Jeff Kinney’s show for ‘Hot Mess’ was a Hot Success

By Summer Rosewall

If your childhood was anything like mine, Diary of a Wimpy Kid was coveted in your school library. So coveted that you would often need a reservation to borrow one, for which you were third on the list at any given point for any of the given books in the series. So, when the opportunity came to see Jeff Kinney’s ‘Hot Mess’ show at the Sydney Writers’ Festival, I jumped at it. As I found my seat, I was welcomed by the sound of various children’s movie soundtracks like Madagascar and Trolls, which set the tone for what would be an event fit for both the kids and kids at heart.  

 

So, how did Kinney’s nineteenth book in the series get started? He explained that, with how messy the US is right now, he started to think more about what else is messy and came up with three things: food, family, and vacation. Kinney revealed that developing his book covers usually takes two months, showing that the first draft for ‘Hot Mess’ was our beloved Greg in a boiling pot. However, things were a bit different with this cover. He had an upcoming appearance on the Kelly Clarkson show, who said she was happy to reveal the cover of the latest book, so the two-month process had to all be done within one week. It all worked out, with a young fan revealing the final cover of Greg in a plate of spaghetti on national television. 

There was only one problem: the book was yet to be written. Kinney states that after the cover, his process starts with writing the jokes, then the story, then the drawings, with jokes being the hardest part for him. The place he says he oddly does his best work is in his car, parked near a cemetery in the town of Plainville, Massachusetts, where he resides. This writing process for this alone takes three months! Once the jokes and story are written, he revealed that every day for two months, he draws for a colossal fifteen hours a day. 

Kinney then decides to drop a bombshell and muses that maybe he missed his calling. He then reveals that he was thinking of opening a restaurant instead, asking the crowd if we thought that was a good idea, to which the answer was a resounding ‘No’. He laughed this off, noting that “every big dream sounds a little silly at first” before walking off. The stage became transformed into a restaurant, complete with tables, chairs, and a leafy sign with neon writing saying ‘Gregorios.’ Kinney comes back in a blazer to greet the audience with “I’m Jeff, and I’ll be your host for the evening.” 

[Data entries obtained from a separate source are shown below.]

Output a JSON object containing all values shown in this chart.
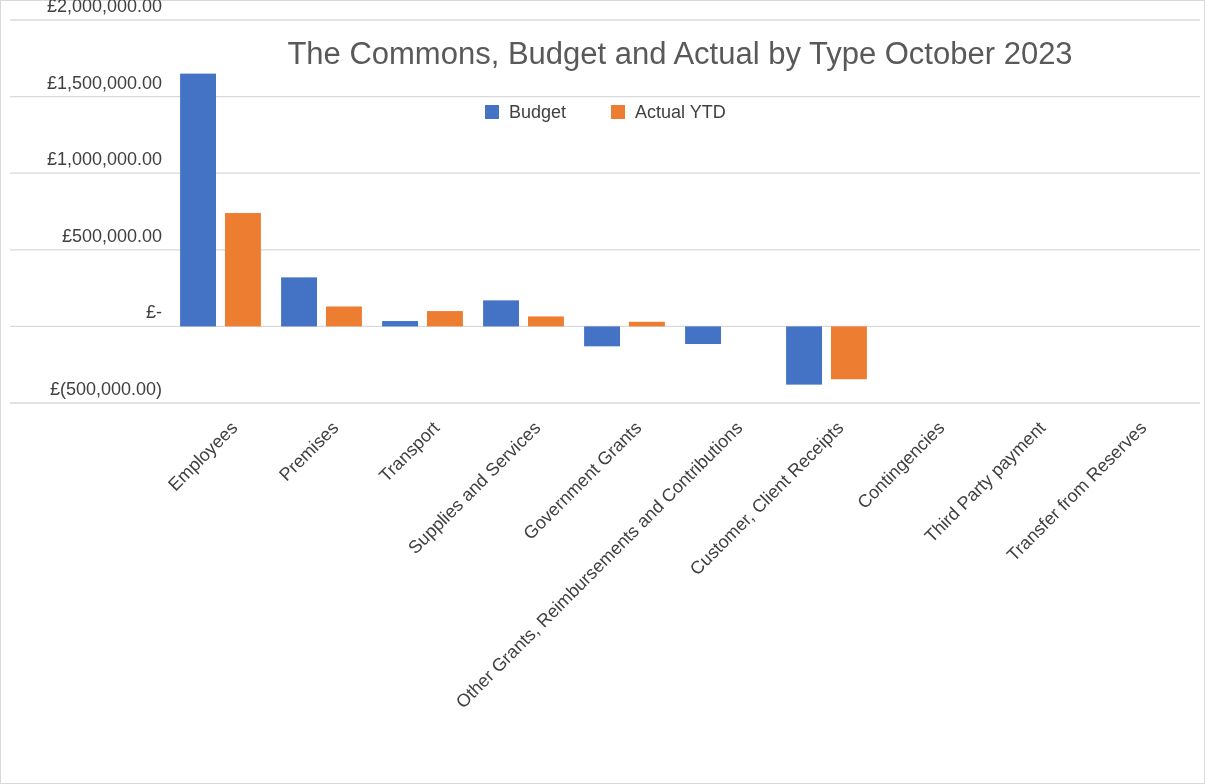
{
  "chart_data": {
    "type": "bar",
    "title": "The Commons, Budget and Actual by Type October 2023",
    "categories": [
      "Employees",
      "Premises",
      "Transport",
      "Supplies and Services",
      "Government Grants",
      "Other Grants, Reimbursements and Contributions",
      "Customer, Client Receipts",
      "Contingencies",
      "Third Party payment",
      "Transfer from Reserves"
    ],
    "series": [
      {
        "name": "Budget",
        "color": "#4472c4",
        "values": [
          1650000,
          320000,
          35000,
          170000,
          -130000,
          -115000,
          -380000,
          0,
          0,
          0
        ]
      },
      {
        "name": "Actual YTD",
        "color": "#ed7d31",
        "values": [
          740000,
          130000,
          100000,
          65000,
          30000,
          0,
          -345000,
          0,
          0,
          0
        ]
      }
    ],
    "ylim": [
      -500000,
      2000000
    ],
    "yticks": [
      {
        "value": -500000,
        "label": "£(500,000.00)"
      },
      {
        "value": 0,
        "label": "£-"
      },
      {
        "value": 500000,
        "label": "£500,000.00"
      },
      {
        "value": 1000000,
        "label": "£1,000,000.00"
      },
      {
        "value": 1500000,
        "label": "£1,500,000.00"
      },
      {
        "value": 2000000,
        "label": "£2,000,000.00"
      }
    ],
    "grid": "y",
    "legend": "top"
  }
}
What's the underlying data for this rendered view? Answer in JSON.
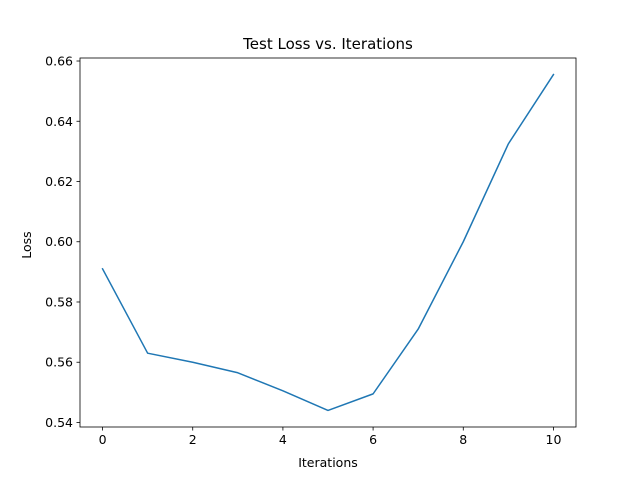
{
  "chart_data": {
    "type": "line",
    "title": "Test Loss vs. Iterations",
    "xlabel": "Iterations",
    "ylabel": "Loss",
    "xlim": [
      -0.5,
      10.5
    ],
    "ylim": [
      0.5385,
      0.661
    ],
    "x_ticks": [
      0,
      2,
      4,
      6,
      8,
      10
    ],
    "x_tick_labels": [
      "0",
      "2",
      "4",
      "6",
      "8",
      "10"
    ],
    "y_ticks": [
      0.54,
      0.56,
      0.58,
      0.6,
      0.62,
      0.64,
      0.66
    ],
    "y_tick_labels": [
      "0.54",
      "0.56",
      "0.58",
      "0.60",
      "0.62",
      "0.64",
      "0.66"
    ],
    "grid": false,
    "series": [
      {
        "color": "#1f77b4",
        "x": [
          0,
          1,
          2,
          3,
          4,
          5,
          6,
          7,
          8,
          9,
          10
        ],
        "y": [
          0.591,
          0.563,
          0.56,
          0.5565,
          0.5505,
          0.544,
          0.5495,
          0.571,
          0.6,
          0.6325,
          0.6555
        ]
      }
    ]
  }
}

Plainville's Jeff Kinney ready to launch new Wimpy Kid book | Stories |  thesunchronicle.com

The rest of the panel was Kinney and audience members going through a ‘hiring process.’ He did so by calling out numbers at the bottom of a drawing activity that was given to the children as they filed into the room. The first set of challenges was between a boy and his mother, racing to see who could pile the most food on their tray before trying to pull a tablecloth without moving the plates on it. The second set of challenges was with different parents and their kids trying to remember orders and getting food items in the right sequence.  

 

Kinney then noted that he now had waiters but no people to help advertise before asking for five parents. They were asked questions like ‘Have you ever picked something off the ground to eat?’ to determine who was the ‘hottest mess.’ Each yes answer gets the parent a giant ‘meatball’ to hold, with the parent who was the hottest mess receiving four. The parents then received Gregorios's signs and costume items to advertise the restaurant, with the winner getting a Zoom call for their child's classroom from Kinney’s studio in Plainville. 

 

After a warning from a surprise health inspector, the stage transforms into a kitchen with kids doing various tasks. The challenges from this part of the panel were hectic to say the least: stomping grapes, making burgers, spinning dough and stirring spaghetti sauce. Shoes were ‘put in a microwave’ which ‘shrunk them’ and there was even a robotic rat scurrying around. The health inspector returned to taste the food, only for the rat to be in their spaghetti. They then announce that Kinney would be stuck doing “juvenile drawings” for the rest of his life, prompting him to decide that he should get started on book twenty. 

 

Kinney does the show effortlessly throughout with a gift for crowd work and talking to the kids. Even though I’m twice the maximum recommended age, I found the show to be the furthest thing from a hot mess of an experience.